Orta Çağ'dan itibaren, Batılılar İslam topraklarına gidip onların, törelerini ve geleneklerini ortaya çıkarmışlardır. Öte tarafa Müslüman devletler Batı hakkında büyük bir bilgisizlik içerisinde yaşamışlardır. Yüksek düzeyde Osmanlı görevlisi olan 28 Mehmet Çelebi Efendi, 1720/1721 yılları arasında Sultan III. Ahmet tarafından Fransa'ya elçilik göreviyle gönderildi. Bu İstanbul'da olduğu kadar Paris'te de aynı biçimde olağanüstü bir olay olarak algılandı.
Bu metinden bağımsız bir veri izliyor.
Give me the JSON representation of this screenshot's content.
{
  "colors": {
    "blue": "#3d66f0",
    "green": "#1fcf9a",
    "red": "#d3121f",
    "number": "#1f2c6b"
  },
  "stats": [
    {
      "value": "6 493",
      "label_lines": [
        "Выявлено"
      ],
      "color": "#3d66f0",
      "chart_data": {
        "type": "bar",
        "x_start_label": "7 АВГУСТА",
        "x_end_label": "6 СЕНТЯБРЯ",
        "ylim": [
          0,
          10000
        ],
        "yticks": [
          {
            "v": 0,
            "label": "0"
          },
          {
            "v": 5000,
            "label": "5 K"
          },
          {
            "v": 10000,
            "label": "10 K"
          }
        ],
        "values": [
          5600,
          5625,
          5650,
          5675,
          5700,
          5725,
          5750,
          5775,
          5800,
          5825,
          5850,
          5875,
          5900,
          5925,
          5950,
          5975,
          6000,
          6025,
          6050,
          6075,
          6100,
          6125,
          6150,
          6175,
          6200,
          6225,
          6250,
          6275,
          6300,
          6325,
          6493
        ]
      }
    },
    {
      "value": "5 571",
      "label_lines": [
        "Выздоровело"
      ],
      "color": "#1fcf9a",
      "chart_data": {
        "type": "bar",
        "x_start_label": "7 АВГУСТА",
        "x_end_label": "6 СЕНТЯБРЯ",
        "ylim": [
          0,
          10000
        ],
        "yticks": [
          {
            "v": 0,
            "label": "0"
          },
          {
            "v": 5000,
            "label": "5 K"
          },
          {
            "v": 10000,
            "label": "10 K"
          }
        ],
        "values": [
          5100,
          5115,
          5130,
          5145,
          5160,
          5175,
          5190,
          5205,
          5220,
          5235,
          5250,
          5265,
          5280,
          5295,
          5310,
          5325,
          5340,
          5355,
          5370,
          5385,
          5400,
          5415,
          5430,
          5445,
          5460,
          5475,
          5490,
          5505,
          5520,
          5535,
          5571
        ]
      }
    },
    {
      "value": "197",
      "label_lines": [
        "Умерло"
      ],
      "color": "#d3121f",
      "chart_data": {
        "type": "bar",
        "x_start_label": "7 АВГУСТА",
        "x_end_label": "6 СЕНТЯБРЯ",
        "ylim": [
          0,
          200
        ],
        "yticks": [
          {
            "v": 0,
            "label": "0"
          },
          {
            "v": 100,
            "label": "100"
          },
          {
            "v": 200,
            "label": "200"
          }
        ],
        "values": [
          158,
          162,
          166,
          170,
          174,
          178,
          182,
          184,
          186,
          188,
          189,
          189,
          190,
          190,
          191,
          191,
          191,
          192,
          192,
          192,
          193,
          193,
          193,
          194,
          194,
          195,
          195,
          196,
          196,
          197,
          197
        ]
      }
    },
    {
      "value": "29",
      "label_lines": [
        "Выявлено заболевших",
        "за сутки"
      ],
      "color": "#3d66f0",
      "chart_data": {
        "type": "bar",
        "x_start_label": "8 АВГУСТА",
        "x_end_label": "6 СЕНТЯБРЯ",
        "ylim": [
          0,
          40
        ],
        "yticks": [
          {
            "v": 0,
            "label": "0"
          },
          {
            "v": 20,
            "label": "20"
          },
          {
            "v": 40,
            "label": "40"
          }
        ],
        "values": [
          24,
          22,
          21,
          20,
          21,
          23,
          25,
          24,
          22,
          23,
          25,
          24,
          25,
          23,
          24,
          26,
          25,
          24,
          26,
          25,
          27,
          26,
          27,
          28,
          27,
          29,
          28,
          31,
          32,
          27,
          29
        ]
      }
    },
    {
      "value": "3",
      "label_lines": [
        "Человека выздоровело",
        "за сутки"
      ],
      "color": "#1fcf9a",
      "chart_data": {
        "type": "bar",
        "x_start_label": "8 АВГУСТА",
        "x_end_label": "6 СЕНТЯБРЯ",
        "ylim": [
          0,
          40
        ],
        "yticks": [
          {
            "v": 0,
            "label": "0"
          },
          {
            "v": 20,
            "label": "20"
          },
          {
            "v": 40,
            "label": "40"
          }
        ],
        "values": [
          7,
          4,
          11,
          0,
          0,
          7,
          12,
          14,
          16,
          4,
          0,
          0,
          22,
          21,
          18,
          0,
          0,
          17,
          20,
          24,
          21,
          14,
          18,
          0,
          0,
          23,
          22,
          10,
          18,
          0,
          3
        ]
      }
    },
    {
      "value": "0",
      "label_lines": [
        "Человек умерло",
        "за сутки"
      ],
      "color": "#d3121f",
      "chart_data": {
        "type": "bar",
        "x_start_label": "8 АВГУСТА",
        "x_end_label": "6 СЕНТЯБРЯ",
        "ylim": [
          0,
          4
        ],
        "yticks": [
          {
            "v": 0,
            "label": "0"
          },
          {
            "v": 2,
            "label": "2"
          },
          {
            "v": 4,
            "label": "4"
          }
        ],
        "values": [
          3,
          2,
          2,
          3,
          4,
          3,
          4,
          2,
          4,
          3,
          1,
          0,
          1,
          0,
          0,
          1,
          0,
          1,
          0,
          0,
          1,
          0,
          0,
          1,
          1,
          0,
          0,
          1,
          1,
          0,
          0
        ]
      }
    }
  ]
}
Mehmet Efendinin öyküsü bize, 18. Yüzyılın başlarında Fransa'nın, kökenlerine bağlı anlayış ve kültürünü, derin bir merak ve keskin zeka sahibi bir Türk tarafından yeniden yaşatmaktadır. Onun Languedoc kanalının eklüz sistemini, Marly'nin büyük makinesini, kralın aynacılarının ayna parlatma tekniklerini, ya da gözlemevinin aletlerini nasıl uygun bir biçimde betimlediğini, Kralın Bahçesinin bilimsel kuruluşlarını, ya da askeri alanda, tatbikattaki birliklerin disiplinlerini üstü kapalı bir biçimde örnek olarak sunduğunu göreceğiz.
Osmanlı İmparatorluğundan daha sonra Batılılaşma hareketinin zararları ne olursa olsun Mehmet Efendi'nin öyküsü kesinlikle bunun özdeyişini ortaya koymaktadır.